FCC Should Lease - Not "Sell" - New Spectrum
Monday, October 25, 2010 at 12:53PM The FCC (Federal Communications Commission in the United States) has been done well to project the demand for wireless data, understand the importance for our economy, and aggressively free up more spectrum for carriers. A recent report said the FCC will release $120 billion of spectrum value through 2014, when wireless data traffic will be 35 times the level in 2009.
My wish is for the FCC to auction this spectrum for annual lease payments rather than one-time payments. I have wanted to see this for the past 20 years, applying the practice of some other major nations around the world. The advantages are clear:
- Make the spectrum affordable to new and smaller companies. The multi-billion-dollar actions are affordable by only a small handful of companies (such as AT&T and Verizon), and industry watchers hope from time to time they will attract other major companies such as Google and Comcast. Capital markets are tight and are likely to remain so. With a one-time payment we are unlikely to see new blood come into the wireless world. Remember the challenges that NextWave had with the PCS auctions in the 1990s, that were designed to bring in new companies, and that spectrum is now mostly in the hands of Verizon.

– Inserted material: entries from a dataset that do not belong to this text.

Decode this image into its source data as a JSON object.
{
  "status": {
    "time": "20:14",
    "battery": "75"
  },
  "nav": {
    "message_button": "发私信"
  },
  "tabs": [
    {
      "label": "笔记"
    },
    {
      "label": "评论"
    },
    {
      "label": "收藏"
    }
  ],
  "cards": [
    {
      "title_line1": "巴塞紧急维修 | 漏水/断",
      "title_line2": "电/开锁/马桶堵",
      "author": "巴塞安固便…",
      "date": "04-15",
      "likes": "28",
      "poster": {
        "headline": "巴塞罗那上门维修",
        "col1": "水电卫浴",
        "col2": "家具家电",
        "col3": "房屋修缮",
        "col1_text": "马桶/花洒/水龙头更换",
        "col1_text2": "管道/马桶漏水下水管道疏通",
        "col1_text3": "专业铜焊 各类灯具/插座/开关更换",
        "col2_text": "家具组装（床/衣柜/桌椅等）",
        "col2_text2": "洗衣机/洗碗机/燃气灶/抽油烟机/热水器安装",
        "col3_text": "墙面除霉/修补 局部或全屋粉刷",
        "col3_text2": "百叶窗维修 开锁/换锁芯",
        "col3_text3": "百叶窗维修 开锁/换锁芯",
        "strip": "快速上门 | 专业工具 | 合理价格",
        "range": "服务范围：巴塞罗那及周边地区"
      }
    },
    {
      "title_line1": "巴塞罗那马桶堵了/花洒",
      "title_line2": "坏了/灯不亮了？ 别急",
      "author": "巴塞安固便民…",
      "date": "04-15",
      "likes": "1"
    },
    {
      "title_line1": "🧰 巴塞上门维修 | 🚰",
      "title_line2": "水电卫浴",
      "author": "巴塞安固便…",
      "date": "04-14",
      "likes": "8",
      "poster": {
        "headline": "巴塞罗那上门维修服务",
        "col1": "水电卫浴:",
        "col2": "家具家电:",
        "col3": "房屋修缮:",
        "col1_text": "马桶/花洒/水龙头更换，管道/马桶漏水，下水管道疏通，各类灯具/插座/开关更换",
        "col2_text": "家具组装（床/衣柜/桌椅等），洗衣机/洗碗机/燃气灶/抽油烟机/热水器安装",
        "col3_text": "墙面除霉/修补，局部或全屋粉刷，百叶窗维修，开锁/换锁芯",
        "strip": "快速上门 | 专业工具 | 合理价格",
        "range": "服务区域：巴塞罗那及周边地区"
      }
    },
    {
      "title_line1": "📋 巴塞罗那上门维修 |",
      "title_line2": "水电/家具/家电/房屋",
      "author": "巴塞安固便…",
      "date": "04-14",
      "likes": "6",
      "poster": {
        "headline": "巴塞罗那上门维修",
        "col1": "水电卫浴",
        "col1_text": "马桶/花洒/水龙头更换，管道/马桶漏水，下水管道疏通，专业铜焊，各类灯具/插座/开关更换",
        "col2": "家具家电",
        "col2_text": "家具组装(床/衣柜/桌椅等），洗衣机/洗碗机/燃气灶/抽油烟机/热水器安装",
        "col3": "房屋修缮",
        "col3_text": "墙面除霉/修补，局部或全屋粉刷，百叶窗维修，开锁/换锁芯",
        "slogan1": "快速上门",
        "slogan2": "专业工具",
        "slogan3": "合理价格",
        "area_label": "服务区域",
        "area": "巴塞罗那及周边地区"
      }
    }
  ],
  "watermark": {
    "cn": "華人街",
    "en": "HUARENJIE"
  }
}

- Earn money for the public on the license renewals. Spectrum actions are usually for some fixed period of time, between 10 and 20 years, with the potential of renewals. This is in recognition that the spectrum belongs to the people and cannot be sold. To date no government has refused renewal of a major spectrum block, and as a result the "owner" can spread the effective cost of the spectrum over 30, 40, or more years. If the spectrum required an annual payment, the people would make money from a spectrum renewal, because it would extend the payments.
- Avoid the government "cash grab". Many economists lament the fact the government accounts for expenditures on a purely cash basis, especially when they are the stewards of long-lived national infrastructure. Somehow the Eisenhower administration was able to build the interstate highway system with current cash, yet modern administrations can barely cover the upkeep of the interstate while running deficits. With the current cash-up-front auction system there is too much incentive for an administration to get aggressive about auctioning spectrum to raise money to cover today's costs, which is another way of robbing the future to pay for today. An annual payment would reflect better stewardship and match the payments with the use of the asset.
Are there any good counter arguments?